Tal vez no era nada. Tal vez lo estaba imaginando. Pero entonces encendí la luz.
Sangre.
Mucha sangre.
En la almohada, en las sábanas, en mi mano. Una mancha rojiza oscura—como una escena de película de terror.
—Chin…
Había vuelto a pasar. El efecto Cenicienta se había desvanecido. Ya casi era medianoche, y esta vez, se me había olvidado cómo detenerlo.
Nada es lo que parece
Nunca he tenido el valor de hablar o escribir sobre esto. Me da un miedo profundo pensar en cómo podrían reaccionar las personas a mi alrededor. He escuchado historias de gente que pierde su trabajo, amistades, incluso relaciones amorosas.

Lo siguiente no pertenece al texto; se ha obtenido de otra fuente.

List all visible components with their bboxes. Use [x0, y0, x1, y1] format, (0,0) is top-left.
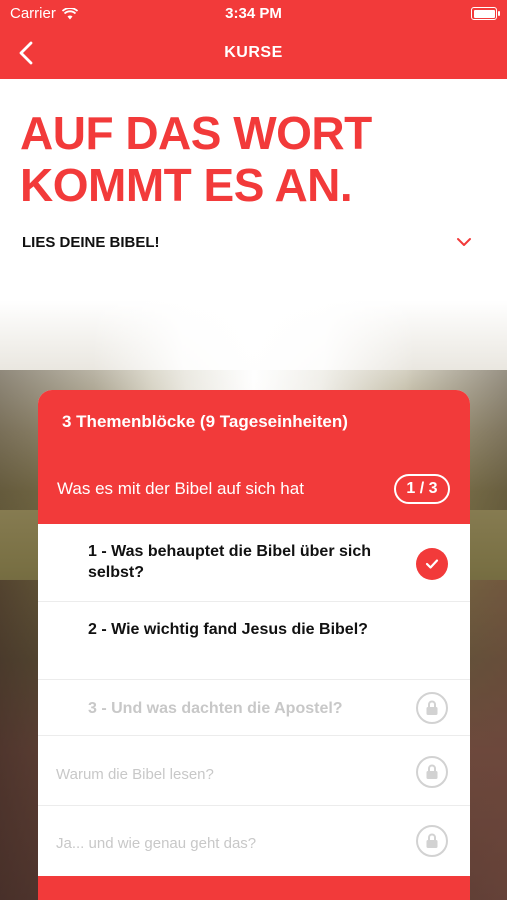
card-header: 3 Themenblöcke (9 Tageseinheiten) Was es…	[38, 390, 470, 524]
headline-line-1: AUF DAS WORT	[20, 107, 372, 159]
lock-icon	[416, 825, 448, 857]
chevron-down-icon[interactable]	[454, 234, 474, 250]
course-headline: AUF DAS WORT KOMMT ES AN.	[20, 107, 490, 211]
lesson-label: 3 - Und was dachten die Apostel?	[88, 700, 343, 717]
topic-label: Ja... und wie genau geht das?	[56, 835, 257, 852]
section-title[interactable]: Was es mit der Bibel auf sich hat	[57, 479, 304, 499]
nav-title: KURSE	[224, 44, 283, 61]
battery-icon	[471, 7, 500, 20]
lesson-label: 1 - Was behauptet die Bibel über sich se…	[88, 543, 372, 581]
lesson-label: 2 - Wie wichtig fand Jesus die Bibel?	[88, 621, 368, 638]
nav-bar: KURSE	[0, 27, 507, 79]
blocks-summary: 3 Themenblöcke (9 Tageseinheiten)	[62, 412, 348, 431]
course-subtitle: LIES DEINE BIBEL!	[22, 234, 160, 251]
clock: 3:34 PM	[225, 5, 282, 22]
headline-line-2: KOMMT ES AN.	[20, 159, 353, 211]
topic-item[interactable]: Ja... und wie genau geht das?	[38, 806, 470, 876]
lock-icon	[416, 692, 448, 724]
progress-badge: 1 / 3	[394, 474, 450, 504]
check-icon	[416, 548, 448, 580]
status-bar: Carrier 3:34 PM	[0, 0, 507, 27]
lesson-item[interactable]: 3 - Und was dachten die Apostel?	[38, 680, 470, 736]
topic-label: Warum die Bibel lesen?	[56, 766, 214, 783]
topic-item[interactable]: Warum die Bibel lesen?	[38, 736, 470, 806]
lesson-item[interactable]: 2 - Wie wichtig fand Jesus die Bibel?	[38, 602, 470, 680]
course-card: 3 Themenblöcke (9 Tageseinheiten) Was es…	[38, 390, 470, 900]
lock-icon	[416, 756, 448, 788]
lesson-item[interactable]: 1 - Was behauptet die Bibel über sich se…	[38, 524, 470, 602]
card-footer-bar	[38, 876, 470, 900]
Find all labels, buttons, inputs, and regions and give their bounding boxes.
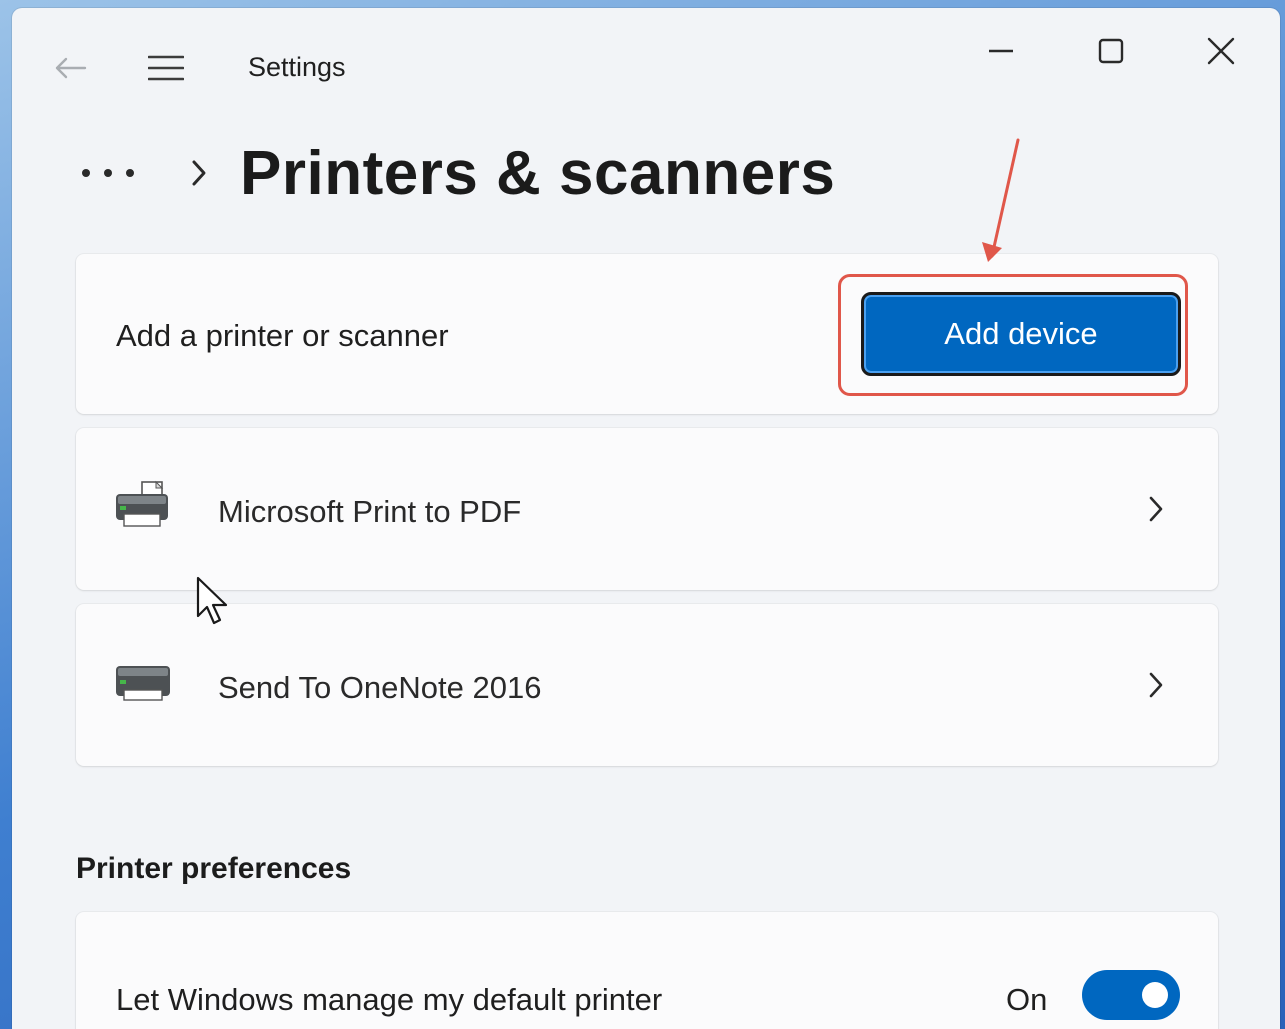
maximize-icon — [1098, 38, 1124, 64]
add-printer-label: Add a printer or scanner — [116, 318, 449, 353]
printer-name: Send To OneNote 2016 — [218, 670, 542, 705]
add-device-button[interactable]: Add device — [861, 292, 1181, 376]
printer-item-send-to-onenote[interactable]: Send To OneNote 2016 — [76, 604, 1218, 766]
settings-window: Settings Printers & scanners Add a print… — [12, 8, 1280, 1029]
add-printer-card: Add a printer or scanner Add device — [76, 254, 1218, 414]
breadcrumb-separator — [184, 158, 214, 188]
close-button[interactable] — [1198, 28, 1244, 74]
more-dots-icon — [82, 169, 134, 177]
back-arrow-icon — [55, 57, 87, 79]
close-icon — [1207, 37, 1235, 65]
printer-name: Microsoft Print to PDF — [218, 494, 522, 529]
back-button[interactable] — [48, 48, 92, 88]
maximize-button[interactable] — [1088, 28, 1134, 74]
minimize-icon — [989, 49, 1013, 53]
section-title-printer-preferences: Printer preferences — [76, 852, 352, 885]
default-printer-toggle[interactable] — [1082, 970, 1180, 1020]
navigation-menu-button[interactable] — [142, 48, 190, 88]
app-title: Settings — [248, 52, 346, 82]
minimize-button[interactable] — [978, 28, 1024, 74]
default-printer-setting-card: Let Windows manage my default printer On — [76, 912, 1218, 1029]
title-bar: Settings — [12, 8, 1280, 118]
printer-icon — [116, 666, 170, 701]
printer-item-microsoft-print-to-pdf[interactable]: Microsoft Print to PDF — [76, 428, 1218, 590]
chevron-right-icon — [1144, 494, 1168, 524]
breadcrumb-more-button[interactable] — [76, 153, 140, 193]
toggle-state-label: On — [1006, 982, 1048, 1017]
chevron-right-icon — [192, 160, 206, 186]
default-printer-label: Let Windows manage my default printer — [116, 982, 663, 1017]
breadcrumb: Printers & scanners — [76, 128, 835, 218]
page-title: Printers & scanners — [240, 138, 836, 208]
toggle-knob — [1142, 982, 1168, 1008]
printer-icon — [116, 480, 168, 527]
chevron-right-icon — [1144, 670, 1168, 700]
hamburger-menu-icon — [148, 55, 184, 81]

Me asusta pensar a cuántos podría alejar… o cuántos podrían alejarse de mí.
Porque la verdad es que no soy quien parezco ser.
Soy una especie de Cenicienta disfrazada—pero no la que consigue un vestido y un príncipe—sino la que vive escondida entre las sombras. O quizá soy la bestia. Así me han hecho sentir.
Sufro de dermatitis atópica severa. Desde el día en que nací.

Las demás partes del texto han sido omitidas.